IT&C retailer Flamingo has filed for insolvency after running up EUR 17.5 million of debt to ING Bank. The bank had notified Flamingo that it would start seizing the retailer’s stock from its stores to recover some of the debt. However, the Bucharest Court approved the insolvency request forwarded by the company, which entered into legal restructuring last week, and the Transilvania Insolvency House was appointed judicial administrator. As a result, the forced execution started by ING has been stopped.
According to Adrian Olteanu, president of Flamingo International, this is “a new stage for the company as pressure from creditors is lower, so we can concentrate on making the activity more efficient.” He added: “The company is running its activities normally, all the stores are operational and ready for the peak season.”

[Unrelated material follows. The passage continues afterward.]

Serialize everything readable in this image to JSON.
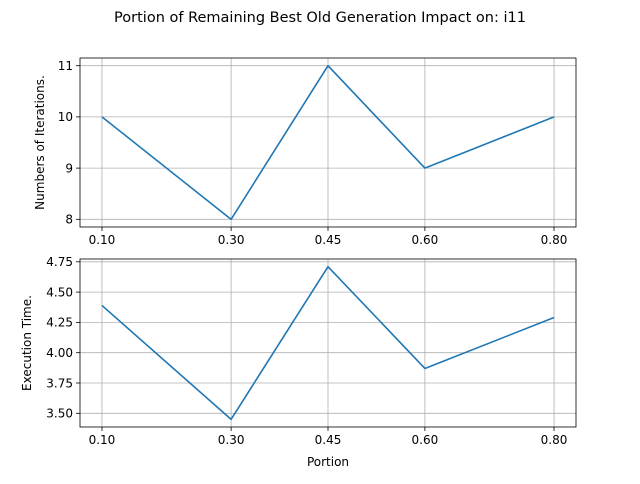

Flamingo will try to reorganize its business and protect itself from creditors. The retailer hopes that the EUR 7 million it should raise from the bonds issuance started on December 3 will help it pay off some of the debt and keep the company running. The amount would have been enough should the retailer have reached an agreement with ING Bank.
“Flamingo is at this point a company that is being restructured from the operational point of view, with an optimized cost structure, but which lacks the necessary cash to get through a 50 percent fall in the market. Through the launch of the process of legal reorganization, we are trying to give the efforts made since 2008 a chance and bring the company to where it should be,” company officials told the Stock Exchange.